Je le dis également du fond de ma cellule, que, je n’ai d’excuses à présenter à Mr Ebang Mvé. J’opte comme un soldat, s’il le faut, de mourir l’arme à la main. Emboitant le pas de mes confrères, j’ai toujours avec abnégation apporté ma modeste contribution aux idéaux du Président de la République notamment sa lutte acharnée contre la corruption et les détournements de deniers publics. Cependant, je suis d’autant indigné par l’indifférence de nos dirigeants depuis le dénouement de cette affaire ; et, sur ce, j’en appelle à la conscience du Ministre de la Communication de la bâcler si jamais, il m’arrivait quelque chose.

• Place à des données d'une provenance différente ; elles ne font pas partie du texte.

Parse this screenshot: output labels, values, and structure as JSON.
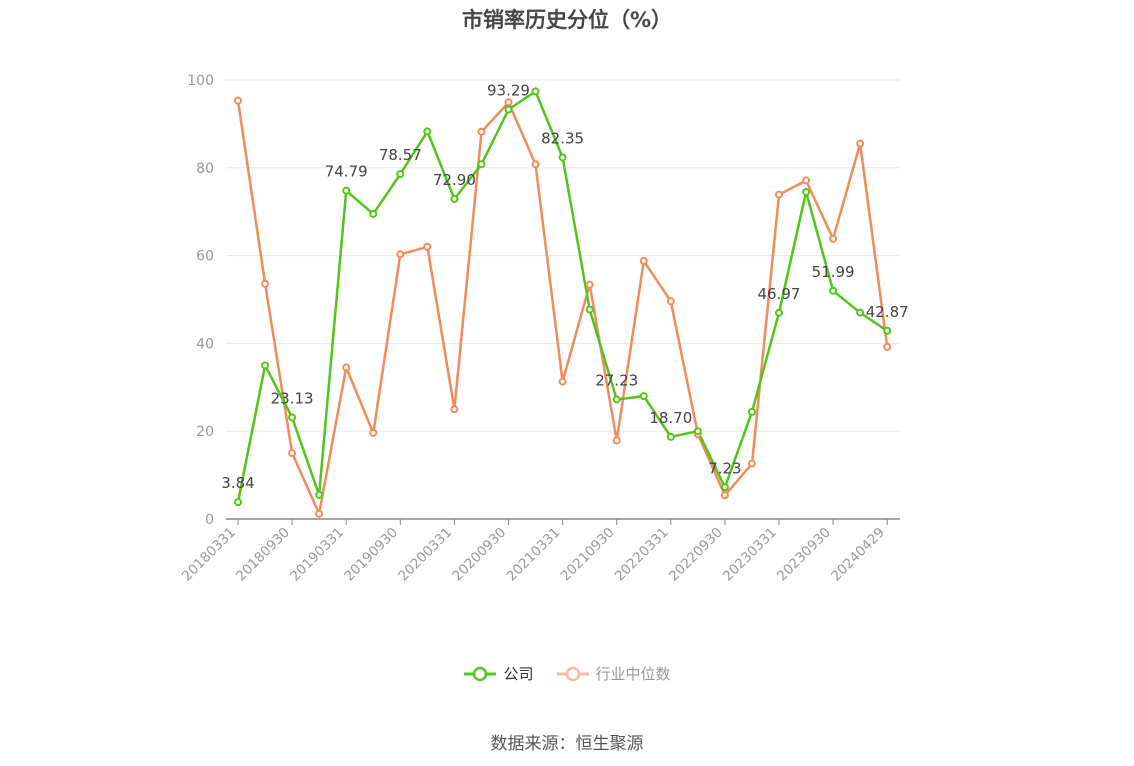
{
  "title": "市销率历史分位（%）",
  "source": "数据来源：恒生聚源",
  "colors": {
    "company": "#52c41a",
    "industry": "#f08c5a",
    "industry_legend": "#f9b9a0",
    "grid": "#e6e8ef",
    "axis": "#888888",
    "label": "#444444"
  },
  "legend": [
    {
      "name": "公司",
      "color": "#52c41a",
      "text_color": "#333333"
    },
    {
      "name": "行业中位数",
      "color": "#f9b9a0",
      "text_color": "#999999"
    }
  ],
  "chart_data": {
    "type": "line",
    "ylim": [
      0,
      100
    ],
    "y_ticks": [
      0,
      20,
      40,
      60,
      80,
      100
    ],
    "grid": true,
    "legend_position": "bottom",
    "x": [
      "20180331",
      "20180630",
      "20180930",
      "20181231",
      "20190331",
      "20190630",
      "20190930",
      "20191231",
      "20200331",
      "20200630",
      "20200930",
      "20201231",
      "20210331",
      "20210630",
      "20210930",
      "20211231",
      "20220331",
      "20220630",
      "20220930",
      "20221231",
      "20230331",
      "20230630",
      "20230930",
      "20231231",
      "20240429"
    ],
    "x_tick_labels": [
      "20180331",
      "20180930",
      "20190331",
      "20190930",
      "20200331",
      "20200930",
      "20210331",
      "20210930",
      "20220331",
      "20220930",
      "20230331",
      "20230930",
      "20240429"
    ],
    "series": [
      {
        "name": "公司",
        "values": [
          3.84,
          35.0,
          23.13,
          5.5,
          74.79,
          69.5,
          78.57,
          88.3,
          72.9,
          80.8,
          93.29,
          97.4,
          82.35,
          47.7,
          27.23,
          28.0,
          18.7,
          20.0,
          7.23,
          24.4,
          46.97,
          74.5,
          51.99,
          47.0,
          42.87
        ],
        "data_labels": {
          "0": "3.84",
          "2": "23.13",
          "4": "74.79",
          "6": "78.57",
          "8": "72.90",
          "10": "93.29",
          "12": "82.35",
          "14": "27.23",
          "16": "18.70",
          "18": "7.23",
          "20": "46.97",
          "22": "51.99",
          "24": "42.87"
        }
      },
      {
        "name": "行业中位数",
        "values": [
          95.3,
          53.6,
          15.0,
          1.2,
          34.5,
          19.6,
          60.3,
          62.0,
          25.0,
          88.2,
          94.9,
          80.8,
          31.3,
          53.4,
          17.9,
          58.8,
          49.6,
          19.3,
          5.4,
          12.6,
          73.9,
          77.1,
          63.8,
          85.5,
          39.2
        ]
      }
    ]
  }
}
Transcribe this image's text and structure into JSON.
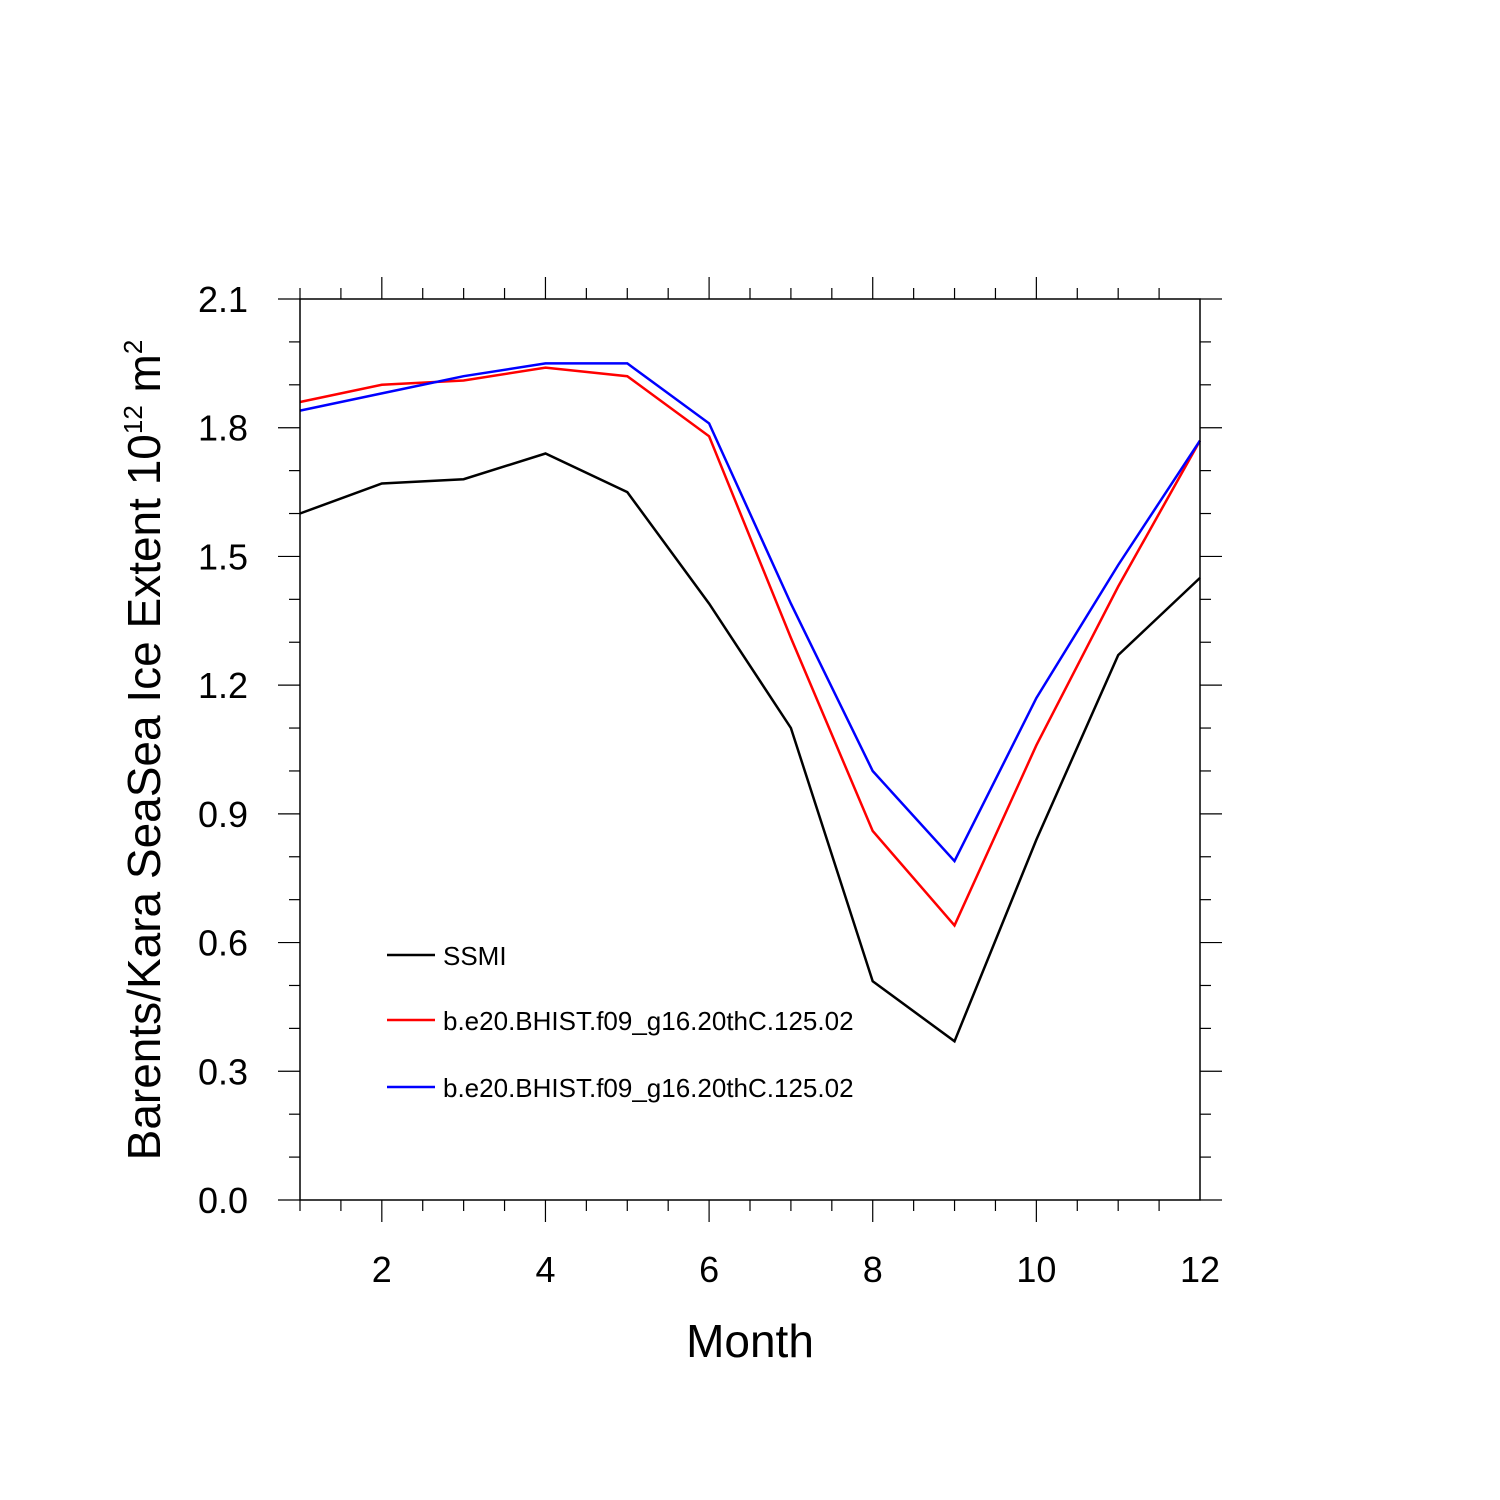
{
  "chart_data": {
    "type": "line",
    "xlabel": "Month",
    "ylabel": {
      "prefix": "Barents/Kara SeaSea Ice Extent 10",
      "superscript_1": "12",
      "middle": " m",
      "superscript_2": "2"
    },
    "xlim": [
      1,
      12
    ],
    "ylim": [
      0.0,
      2.1
    ],
    "xticks": [
      2,
      4,
      6,
      8,
      10,
      12
    ],
    "yticks": [
      "0.0",
      "0.3",
      "0.6",
      "0.9",
      "1.2",
      "1.5",
      "1.8",
      "2.1"
    ],
    "x": [
      1,
      2,
      3,
      4,
      5,
      6,
      7,
      8,
      9,
      10,
      11,
      12
    ],
    "series": [
      {
        "name": "SSMI",
        "color": "#000000",
        "values": [
          1.6,
          1.67,
          1.68,
          1.74,
          1.65,
          1.39,
          1.1,
          0.51,
          0.37,
          0.84,
          1.27,
          1.45
        ]
      },
      {
        "name": "b.e20.BHIST.f09_g16.20thC.125.02",
        "color": "#ff0000",
        "values": [
          1.86,
          1.9,
          1.91,
          1.94,
          1.92,
          1.78,
          1.31,
          0.86,
          0.64,
          1.06,
          1.43,
          1.77
        ]
      },
      {
        "name": "b.e20.BHIST.f09_g16.20thC.125.02",
        "color": "#0000ff",
        "values": [
          1.84,
          1.88,
          1.92,
          1.95,
          1.95,
          1.81,
          1.39,
          1.0,
          0.79,
          1.17,
          1.48,
          1.77
        ]
      }
    ],
    "legend_position": "bottom-left inside",
    "grid": false
  }
}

Lors de l’audience du 27 Novembre marquant le refus de m’accorder la liberté provisoire, l’on m’a fait savoir que j’étais un danger pour l’actuel Sg/Minfi. L’inquiétude de ce dernier tient lieu de ce que je détiendrai certains éléments de preuve relatifs à des publications dans certains journaux des articles contre ses frères du Sud, ses chefs hiérarchiques à l’instar de Pierre Titi, certains Secrétaires Généraux des Ministères, etc.

Conséquences, je resterai maintenu ici aussi longtemps que possible à défaut d’en ressortir dans un cercueil. Tout compte fait, toute chose a une fin ; il en est de même pour la vérité qui finit toujours par triompher.